Would You Report Your Rape? Ctd

by Dish Staff

This reader thread, sparked by Danielle Campoamor’s story, is among the most powerful ones we’ve had this year. So far we’ve heard from a convict who was raped in prison, a white coed assaulted by a black basketball star, a young teenager sexually abused by his teacher, a followup from a woman who told us about her rape, and several others. Our next installment is from a gay reader – with an unexpected twist:

When I was 26, I was raped while traveling to London. I stayed several days longer than my straight friends and decided to go hit up the gay bars after they left. I met a guy from Germany, we danced and decided to go back to my hotel room. At some point he started to try to put it in. I told him that I wasn’t bottoming unless he wore a condom and that I didn’t have any. He held me down and went at it anyway. Which is the dictionary definition of rape, isn’t it?

I did not report the incident immediately and waited till I returned to the US several days later to seek treatment. I was honest with the doctor about what happened. She exerted extreme pressure on me to report the incident and get counseling. The process of trying to report such a crime is horrible. The police engaged in every behavior victim’s advocates dislike; victim blaming, disbelief, and homophobia were a constant.

The counseling service was likewise useless. I didn’t receive a return call about my situation for nearly two weeks. The woman who did call me back made it clear that she didn’t think my incident was worthy and then offered me a time-slot months in the future. I ended up just scheduling an appointment with my normal psychologist to discuss the incident.

I felt horrible and I wasn’t even traumatized by the rape itself. I couldn’t imagine what dealing with this bullshit and an actual traumatic experience would be like. I enjoyed that night with the German – a lot actually. He stayed the night, we hung out the next day and I stayed at his hotel that night. We had breakfast the next morning and said our goodbyes. I’m Facebook friends with him now. I expect to travel to Germany this summer to visit friends and we’re actively planning on meeting up for a day or two in Berlin.

Sex is a powerful experience. Like any powerful experience you can get hurt. I took a risk going out and picking up a random person to sleep with. I could have been very badly hurt but I wasnt. I did not contract any STDs or get physically hurt – both real possibilities. I learned to take some basic precautions and be prepared. I’ve started on PreP. I make sure to qualify hookups more than I used to.
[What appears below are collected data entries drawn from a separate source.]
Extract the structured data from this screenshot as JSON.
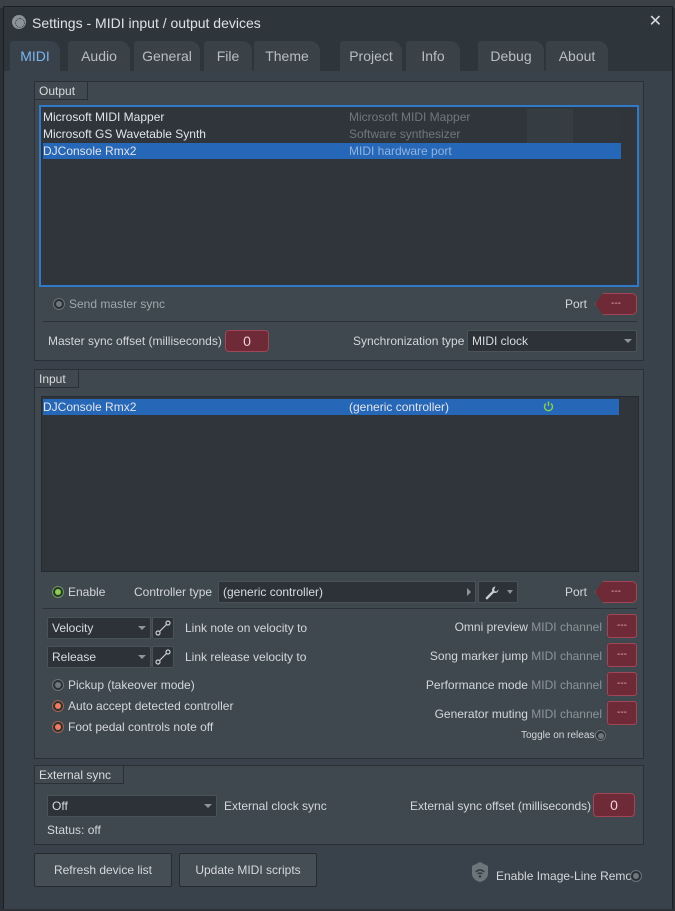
{
  "window": {
    "title": "Settings - MIDI input / output devices"
  },
  "tabs": [
    "MIDI",
    "Audio",
    "General",
    "File",
    "Theme",
    "Project",
    "Info",
    "Debug",
    "About"
  ],
  "active_tab": "MIDI",
  "output": {
    "group_label": "Output",
    "devices": [
      {
        "name": "Microsoft MIDI Mapper",
        "type": "Microsoft MIDI Mapper",
        "selected": false
      },
      {
        "name": "Microsoft GS Wavetable Synth",
        "type": "Software synthesizer",
        "selected": false
      },
      {
        "name": "DJConsole Rmx2",
        "type": "MIDI hardware port",
        "selected": true
      }
    ],
    "send_master_sync": "Send master sync",
    "port_label": "Port",
    "port_value": "---",
    "master_sync_offset_label": "Master sync offset (milliseconds)",
    "master_sync_offset_value": "0",
    "sync_type_label": "Synchronization type",
    "sync_type_value": "MIDI clock"
  },
  "input": {
    "group_label": "Input",
    "devices": [
      {
        "name": "DJConsole Rmx2",
        "type": "(generic controller)",
        "enabled": true,
        "selected": true
      }
    ],
    "enable_label": "Enable",
    "controller_type_label": "Controller type",
    "controller_type_value": "(generic controller)",
    "port_label": "Port",
    "port_value": "---",
    "link_note_combo": "Velocity",
    "link_note_label": "Link note on velocity to",
    "link_release_combo": "Release",
    "link_release_label": "Link release velocity to",
    "pickup_label": "Pickup (takeover mode)",
    "auto_accept_label": "Auto accept detected controller",
    "foot_pedal_label": "Foot pedal controls note off",
    "channels": [
      {
        "label": "Omni preview",
        "suffix": "MIDI channel",
        "value": "---"
      },
      {
        "label": "Song marker jump",
        "suffix": "MIDI channel",
        "value": "---"
      },
      {
        "label": "Performance mode",
        "suffix": "MIDI channel",
        "value": "---"
      },
      {
        "label": "Generator muting",
        "suffix": "MIDI channel",
        "value": "---"
      }
    ],
    "toggle_on_release": "Toggle on release"
  },
  "external_sync": {
    "group_label": "External sync",
    "clock_combo": "Off",
    "clock_label": "External clock sync",
    "offset_label": "External sync offset (milliseconds)",
    "offset_value": "0",
    "status": "Status: off"
  },
  "footer": {
    "refresh_button": "Refresh device list",
    "update_button": "Update MIDI scripts",
    "remote_label": "Enable Image-Line Remote"
  },
  "colors": {
    "accent_blue": "#2767b8",
    "tab_active_text": "#7bb6f0",
    "red_control": "#6e2a36",
    "enable_green": "#8ad04c",
    "option_on": "#f07b5e"
  }
}
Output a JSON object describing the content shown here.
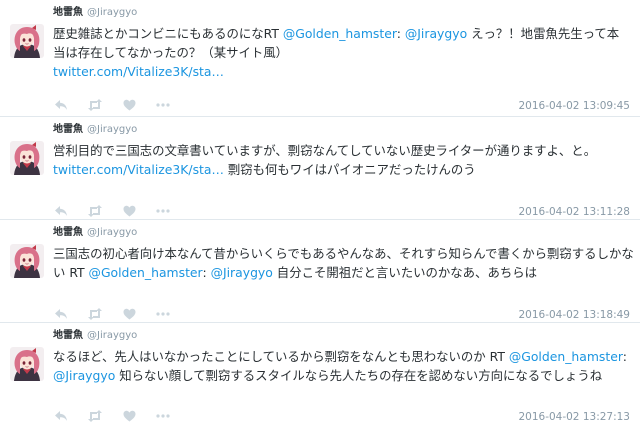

I’ve also learned that I can’t be open about my experience because it doesn’t fit the narrative. I’ve literally had people blow up at me when I admitted that he’s apologized and I’ve forgiven him. I’ve learned never to suggest that other people might feel similarly; that makes me a rape-apologist. In the end, I’m not honest about my experience because too many people think they can cherry-pick ideas that validate their preferred narrative. But that’s the crux of the problem, isn’t it?